Gerakan Mahasiswa Pembebasan Komisariat Universitas Hasanuddin atau disingkat Gema Pembebasan Unhas adalah organisasi mahasiswa ekstra kampus (OMEK) yang beranggotakan mahasiswa Islam di Unhas. Gema Pembebasan memiliki visi berupa tegaknya kehidupan Indonesia yang sesuai dengan aturan Islam dalam segala bidang. Sedangkan misinya adalah melakukan penyadaran melalui pembentukan opini Islam dan gerakan kongkrit di Unhas, yang meliputi civitas akademika perguruan tinggi dan masyarakat umum.

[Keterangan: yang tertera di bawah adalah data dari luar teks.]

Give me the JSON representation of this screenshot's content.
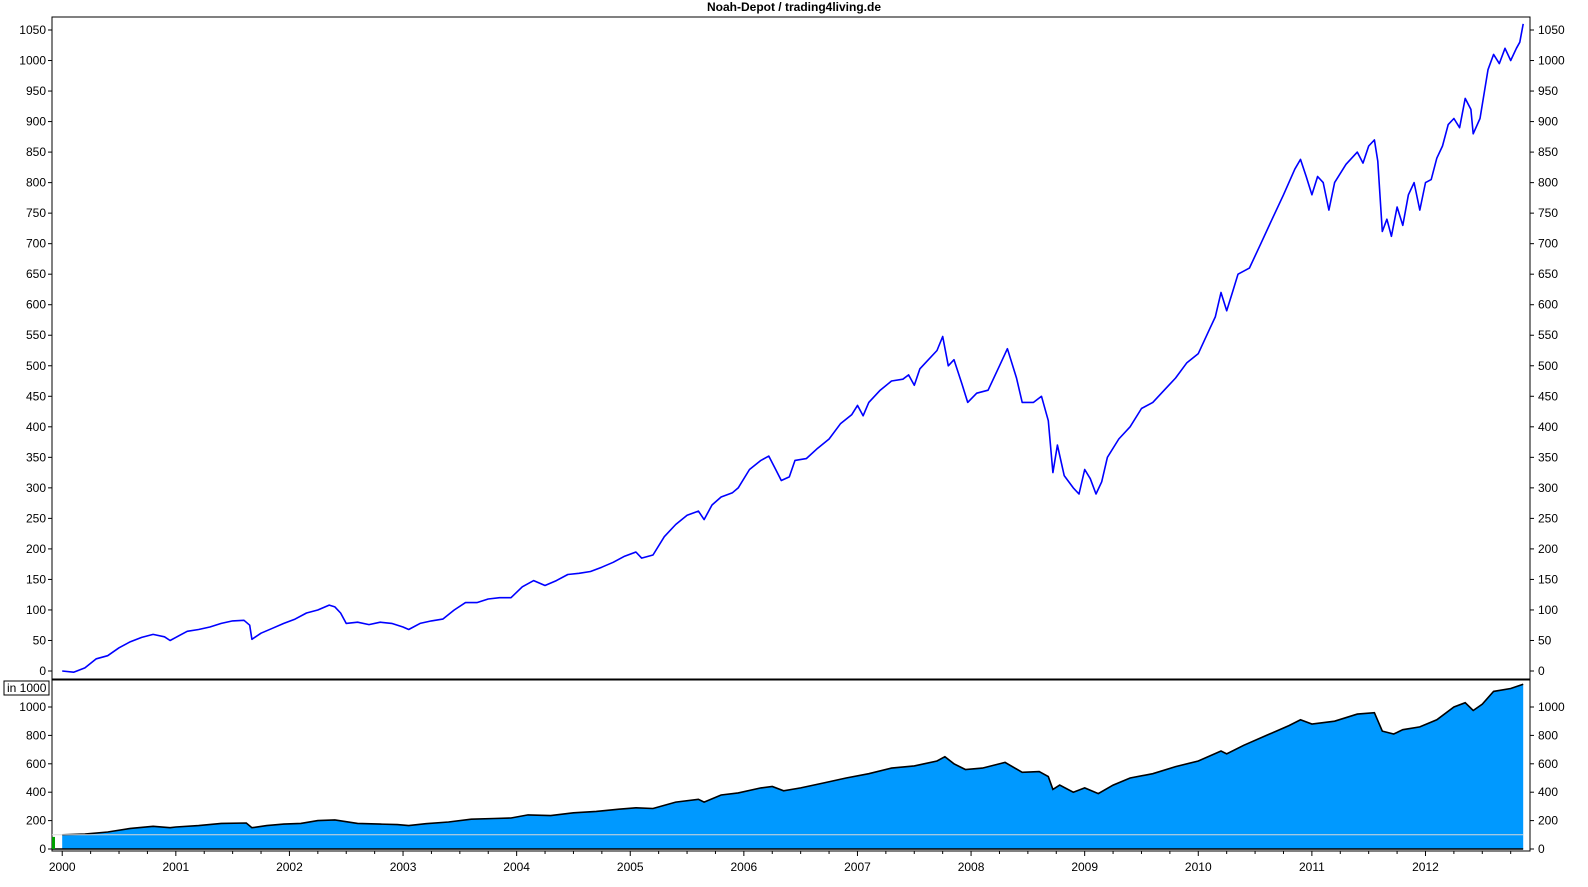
{
  "chart_data": [
    {
      "type": "line",
      "title": "Noah-Depot / trading4living.de",
      "ylim": [
        0,
        1060
      ],
      "y_ticks": [
        0,
        50,
        100,
        150,
        200,
        250,
        300,
        350,
        400,
        450,
        500,
        550,
        600,
        650,
        700,
        750,
        800,
        850,
        900,
        950,
        1000,
        1050
      ],
      "y_tick_labels": [
        "0",
        "50",
        "100",
        "150",
        "200",
        "250",
        "300",
        "350",
        "400",
        "450",
        "500",
        "550",
        "600",
        "650",
        "700",
        "750",
        "800",
        "850",
        "900",
        "950",
        "1000",
        "1050"
      ],
      "x_ticks": [
        2000,
        2001,
        2002,
        2003,
        2004,
        2005,
        2006,
        2007,
        2008,
        2009,
        2010,
        2011,
        2012
      ],
      "x_tick_labels": [
        "2000",
        "2001",
        "2002",
        "2003",
        "2004",
        "2005",
        "2006",
        "2007",
        "2008",
        "2009",
        "2010",
        "2011",
        "2012"
      ],
      "grid": false,
      "series": [
        {
          "color": "#0000ff",
          "points": [
            [
              2000.0,
              0
            ],
            [
              2000.1,
              -2
            ],
            [
              2000.2,
              5
            ],
            [
              2000.3,
              20
            ],
            [
              2000.4,
              25
            ],
            [
              2000.5,
              38
            ],
            [
              2000.6,
              48
            ],
            [
              2000.7,
              55
            ],
            [
              2000.8,
              60
            ],
            [
              2000.9,
              56
            ],
            [
              2000.95,
              50
            ],
            [
              2001.0,
              55
            ],
            [
              2001.1,
              65
            ],
            [
              2001.2,
              68
            ],
            [
              2001.3,
              72
            ],
            [
              2001.4,
              78
            ],
            [
              2001.5,
              82
            ],
            [
              2001.6,
              83
            ],
            [
              2001.65,
              75
            ],
            [
              2001.67,
              52
            ],
            [
              2001.75,
              62
            ],
            [
              2001.85,
              70
            ],
            [
              2001.95,
              78
            ],
            [
              2002.05,
              85
            ],
            [
              2002.15,
              95
            ],
            [
              2002.25,
              100
            ],
            [
              2002.35,
              108
            ],
            [
              2002.4,
              105
            ],
            [
              2002.45,
              95
            ],
            [
              2002.5,
              78
            ],
            [
              2002.6,
              80
            ],
            [
              2002.7,
              76
            ],
            [
              2002.8,
              80
            ],
            [
              2002.9,
              78
            ],
            [
              2003.0,
              72
            ],
            [
              2003.05,
              68
            ],
            [
              2003.15,
              78
            ],
            [
              2003.25,
              82
            ],
            [
              2003.35,
              85
            ],
            [
              2003.45,
              100
            ],
            [
              2003.55,
              112
            ],
            [
              2003.65,
              112
            ],
            [
              2003.75,
              118
            ],
            [
              2003.85,
              120
            ],
            [
              2003.95,
              120
            ],
            [
              2004.05,
              138
            ],
            [
              2004.15,
              148
            ],
            [
              2004.25,
              140
            ],
            [
              2004.35,
              148
            ],
            [
              2004.45,
              158
            ],
            [
              2004.55,
              160
            ],
            [
              2004.65,
              163
            ],
            [
              2004.75,
              170
            ],
            [
              2004.85,
              178
            ],
            [
              2004.95,
              188
            ],
            [
              2005.05,
              195
            ],
            [
              2005.1,
              185
            ],
            [
              2005.2,
              190
            ],
            [
              2005.3,
              220
            ],
            [
              2005.4,
              240
            ],
            [
              2005.5,
              255
            ],
            [
              2005.6,
              262
            ],
            [
              2005.65,
              248
            ],
            [
              2005.72,
              272
            ],
            [
              2005.8,
              285
            ],
            [
              2005.9,
              292
            ],
            [
              2005.95,
              300
            ],
            [
              2006.05,
              330
            ],
            [
              2006.15,
              345
            ],
            [
              2006.22,
              352
            ],
            [
              2006.28,
              330
            ],
            [
              2006.33,
              312
            ],
            [
              2006.4,
              318
            ],
            [
              2006.45,
              345
            ],
            [
              2006.55,
              348
            ],
            [
              2006.65,
              365
            ],
            [
              2006.75,
              380
            ],
            [
              2006.85,
              405
            ],
            [
              2006.95,
              420
            ],
            [
              2007.0,
              435
            ],
            [
              2007.05,
              418
            ],
            [
              2007.1,
              440
            ],
            [
              2007.2,
              460
            ],
            [
              2007.3,
              475
            ],
            [
              2007.4,
              478
            ],
            [
              2007.45,
              485
            ],
            [
              2007.5,
              468
            ],
            [
              2007.55,
              495
            ],
            [
              2007.6,
              505
            ],
            [
              2007.7,
              525
            ],
            [
              2007.75,
              548
            ],
            [
              2007.8,
              500
            ],
            [
              2007.85,
              510
            ],
            [
              2007.92,
              470
            ],
            [
              2007.97,
              440
            ],
            [
              2008.05,
              455
            ],
            [
              2008.15,
              460
            ],
            [
              2008.25,
              500
            ],
            [
              2008.32,
              528
            ],
            [
              2008.4,
              480
            ],
            [
              2008.45,
              440
            ],
            [
              2008.55,
              440
            ],
            [
              2008.62,
              450
            ],
            [
              2008.68,
              410
            ],
            [
              2008.72,
              325
            ],
            [
              2008.76,
              370
            ],
            [
              2008.82,
              320
            ],
            [
              2008.9,
              300
            ],
            [
              2008.95,
              290
            ],
            [
              2009.0,
              330
            ],
            [
              2009.05,
              315
            ],
            [
              2009.1,
              290
            ],
            [
              2009.15,
              310
            ],
            [
              2009.2,
              350
            ],
            [
              2009.3,
              380
            ],
            [
              2009.4,
              400
            ],
            [
              2009.5,
              430
            ],
            [
              2009.6,
              440
            ],
            [
              2009.7,
              460
            ],
            [
              2009.8,
              480
            ],
            [
              2009.9,
              505
            ],
            [
              2010.0,
              520
            ],
            [
              2010.1,
              560
            ],
            [
              2010.15,
              580
            ],
            [
              2010.2,
              620
            ],
            [
              2010.25,
              590
            ],
            [
              2010.3,
              620
            ],
            [
              2010.35,
              650
            ],
            [
              2010.45,
              660
            ],
            [
              2010.55,
              700
            ],
            [
              2010.65,
              740
            ],
            [
              2010.75,
              780
            ],
            [
              2010.85,
              822
            ],
            [
              2010.9,
              838
            ],
            [
              2010.95,
              810
            ],
            [
              2011.0,
              780
            ],
            [
              2011.05,
              810
            ],
            [
              2011.1,
              800
            ],
            [
              2011.15,
              755
            ],
            [
              2011.2,
              800
            ],
            [
              2011.3,
              830
            ],
            [
              2011.4,
              850
            ],
            [
              2011.45,
              832
            ],
            [
              2011.5,
              860
            ],
            [
              2011.55,
              870
            ],
            [
              2011.58,
              835
            ],
            [
              2011.62,
              720
            ],
            [
              2011.66,
              740
            ],
            [
              2011.7,
              712
            ],
            [
              2011.75,
              760
            ],
            [
              2011.8,
              730
            ],
            [
              2011.85,
              780
            ],
            [
              2011.9,
              800
            ],
            [
              2011.95,
              755
            ],
            [
              2012.0,
              800
            ],
            [
              2012.05,
              805
            ],
            [
              2012.1,
              840
            ],
            [
              2012.15,
              860
            ],
            [
              2012.2,
              895
            ],
            [
              2012.25,
              905
            ],
            [
              2012.3,
              890
            ],
            [
              2012.35,
              938
            ],
            [
              2012.4,
              920
            ],
            [
              2012.42,
              880
            ],
            [
              2012.48,
              905
            ],
            [
              2012.55,
              985
            ],
            [
              2012.6,
              1010
            ],
            [
              2012.65,
              995
            ],
            [
              2012.7,
              1020
            ],
            [
              2012.75,
              1000
            ],
            [
              2012.8,
              1020
            ],
            [
              2012.83,
              1030
            ],
            [
              2012.86,
              1060
            ]
          ]
        }
      ]
    },
    {
      "type": "area",
      "unit_label": "in 1000",
      "ylim": [
        0,
        1150
      ],
      "y_ticks": [
        0,
        200,
        400,
        600,
        800,
        1000
      ],
      "y_tick_labels": [
        "0",
        "200",
        "400",
        "600",
        "800",
        "1000"
      ],
      "reference_line": 100,
      "grid": false,
      "series": [
        {
          "color": "#0099ff",
          "points": [
            [
              2000.0,
              100
            ],
            [
              2000.2,
              105
            ],
            [
              2000.4,
              120
            ],
            [
              2000.6,
              145
            ],
            [
              2000.8,
              160
            ],
            [
              2000.95,
              150
            ],
            [
              2001.0,
              155
            ],
            [
              2001.2,
              165
            ],
            [
              2001.4,
              180
            ],
            [
              2001.62,
              183
            ],
            [
              2001.67,
              150
            ],
            [
              2001.8,
              165
            ],
            [
              2001.95,
              175
            ],
            [
              2002.1,
              180
            ],
            [
              2002.25,
              200
            ],
            [
              2002.4,
              205
            ],
            [
              2002.6,
              180
            ],
            [
              2002.8,
              175
            ],
            [
              2002.95,
              172
            ],
            [
              2003.05,
              165
            ],
            [
              2003.2,
              178
            ],
            [
              2003.4,
              190
            ],
            [
              2003.6,
              210
            ],
            [
              2003.8,
              215
            ],
            [
              2003.95,
              218
            ],
            [
              2004.1,
              240
            ],
            [
              2004.3,
              235
            ],
            [
              2004.5,
              255
            ],
            [
              2004.7,
              265
            ],
            [
              2004.9,
              280
            ],
            [
              2005.05,
              290
            ],
            [
              2005.2,
              285
            ],
            [
              2005.4,
              330
            ],
            [
              2005.6,
              350
            ],
            [
              2005.65,
              330
            ],
            [
              2005.8,
              380
            ],
            [
              2005.95,
              395
            ],
            [
              2006.15,
              430
            ],
            [
              2006.25,
              440
            ],
            [
              2006.35,
              410
            ],
            [
              2006.5,
              430
            ],
            [
              2006.7,
              465
            ],
            [
              2006.9,
              500
            ],
            [
              2007.1,
              530
            ],
            [
              2007.3,
              570
            ],
            [
              2007.5,
              585
            ],
            [
              2007.7,
              620
            ],
            [
              2007.77,
              650
            ],
            [
              2007.85,
              600
            ],
            [
              2007.95,
              560
            ],
            [
              2008.1,
              570
            ],
            [
              2008.3,
              610
            ],
            [
              2008.45,
              540
            ],
            [
              2008.6,
              545
            ],
            [
              2008.68,
              510
            ],
            [
              2008.72,
              420
            ],
            [
              2008.78,
              450
            ],
            [
              2008.9,
              400
            ],
            [
              2009.0,
              430
            ],
            [
              2009.12,
              390
            ],
            [
              2009.25,
              450
            ],
            [
              2009.4,
              500
            ],
            [
              2009.6,
              530
            ],
            [
              2009.8,
              580
            ],
            [
              2010.0,
              620
            ],
            [
              2010.2,
              690
            ],
            [
              2010.25,
              670
            ],
            [
              2010.4,
              730
            ],
            [
              2010.6,
              800
            ],
            [
              2010.8,
              870
            ],
            [
              2010.9,
              910
            ],
            [
              2011.0,
              880
            ],
            [
              2011.2,
              900
            ],
            [
              2011.4,
              950
            ],
            [
              2011.55,
              960
            ],
            [
              2011.62,
              830
            ],
            [
              2011.72,
              810
            ],
            [
              2011.8,
              840
            ],
            [
              2011.95,
              860
            ],
            [
              2012.1,
              910
            ],
            [
              2012.25,
              1000
            ],
            [
              2012.35,
              1030
            ],
            [
              2012.42,
              975
            ],
            [
              2012.5,
              1020
            ],
            [
              2012.6,
              1110
            ],
            [
              2012.75,
              1130
            ],
            [
              2012.86,
              1160
            ]
          ]
        }
      ]
    }
  ]
}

Bersatu, bergerak tegakkan ideologi Islam!

Read More......

Senin, September 22

MALAPETAKA AKIBAT HANCURNYA KHILAFAH

4 komentar

Sabda Rasulullah SAW :“...dan barangsiapa mati sedangkan di lehernya tidak ada baiat (kepada Khalifah) maka dia mati dalam keadaan mati jahiliyah.” (HR. Muslim)Pendahuluan: Islam adalah agama sempurna yang tidak hanya mengatur aspek ibadah ritual, namun juga mengatur aspek kehidupan bermasyarakat dan bernegara seperti aspek politik, ekonomi, pendidikan, militer, dan budaya. Karenanya wajar bila Islam mewajibkan eksistensi negara untuk merealisasikan semua aturan tersebut, sebab tanpa negara mustahil segala aturan bernegara dan bermasyarakat itu dapat terwujud.[1]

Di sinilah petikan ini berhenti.